As cenas com espécies ameaçadas de extinção são um retrato de um filme que não sai de cartaz no Brasil: a matança de animais por atropelamentos em estradas.

Diariamente animais silvestres são atropelados na RJ 127 em Seropédica, por falta de uma política verdadeira voltada ao meio ambiente. A área onde tem mais registros de mortes fica em frente ao quartel de munições DCMUN. Este local faz parte da área de proteção ambiental da Bacia Hidrográfica do Rio Guandu.

Neste sábado (15), o Seropédica online registrou Capivaras pastando ao lado da RJ 127, próximo ao primeiro quebra-molas em frente ao Quartel do Exército, DCMUN. A muito tempo se discuti uma forma de construir uma cerca de proteção ao lado da rodovia, mas nada foi feito. A noite os animais são atraídos pelo faróis do carros e acabam sendo atropelados. Cerca de 3 meses atrás, morreu uma Onça Parda no mesmo local. Vários relatos de atropelamentos de Cutias e Capivaras são relatados.

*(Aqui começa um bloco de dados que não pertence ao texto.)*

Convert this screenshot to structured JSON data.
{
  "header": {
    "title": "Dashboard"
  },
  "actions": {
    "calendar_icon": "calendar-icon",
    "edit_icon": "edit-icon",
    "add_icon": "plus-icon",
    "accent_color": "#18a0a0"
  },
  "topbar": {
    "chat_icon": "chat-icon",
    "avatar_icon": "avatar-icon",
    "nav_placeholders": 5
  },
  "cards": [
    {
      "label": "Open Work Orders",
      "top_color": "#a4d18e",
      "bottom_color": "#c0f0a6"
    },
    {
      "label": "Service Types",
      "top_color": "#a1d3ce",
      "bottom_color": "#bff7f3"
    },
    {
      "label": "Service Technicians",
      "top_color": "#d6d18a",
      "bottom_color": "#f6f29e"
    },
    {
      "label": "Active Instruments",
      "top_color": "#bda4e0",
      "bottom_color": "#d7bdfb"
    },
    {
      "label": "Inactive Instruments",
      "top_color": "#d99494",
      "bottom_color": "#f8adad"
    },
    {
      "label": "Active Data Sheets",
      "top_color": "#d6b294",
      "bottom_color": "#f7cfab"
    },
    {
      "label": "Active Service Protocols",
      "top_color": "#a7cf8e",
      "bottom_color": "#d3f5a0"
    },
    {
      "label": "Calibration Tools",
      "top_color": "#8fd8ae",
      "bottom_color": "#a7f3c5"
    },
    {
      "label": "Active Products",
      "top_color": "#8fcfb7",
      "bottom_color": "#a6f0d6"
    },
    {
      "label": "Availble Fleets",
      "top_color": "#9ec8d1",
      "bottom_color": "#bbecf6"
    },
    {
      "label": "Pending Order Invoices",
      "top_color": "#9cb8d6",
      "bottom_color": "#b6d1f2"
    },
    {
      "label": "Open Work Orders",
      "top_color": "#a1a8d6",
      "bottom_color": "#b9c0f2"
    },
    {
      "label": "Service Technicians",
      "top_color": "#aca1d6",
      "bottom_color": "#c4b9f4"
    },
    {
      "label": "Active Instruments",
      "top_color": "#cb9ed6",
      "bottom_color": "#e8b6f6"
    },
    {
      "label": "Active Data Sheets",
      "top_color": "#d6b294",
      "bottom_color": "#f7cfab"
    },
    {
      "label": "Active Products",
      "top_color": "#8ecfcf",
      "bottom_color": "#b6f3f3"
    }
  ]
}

“Ministérios estudam transformar áreas militares em unidades de conservação”

Os ministérios da Defesa e do Meio Ambiente estudam proposta de criação de uma nova categoria de unidade de conservação que englobe algumas das áreas terrestres e marítimas sob responsabilidade das Forças Armadas. Segundo o ministro da Defesa, Raul Jungmann, ainda não está certo se as novas áreas de proteção da flora e da fauna seriam de proteção integral ou de uso sustentável, cujas regras de exploração são mais flexíveis que no primeiro caso.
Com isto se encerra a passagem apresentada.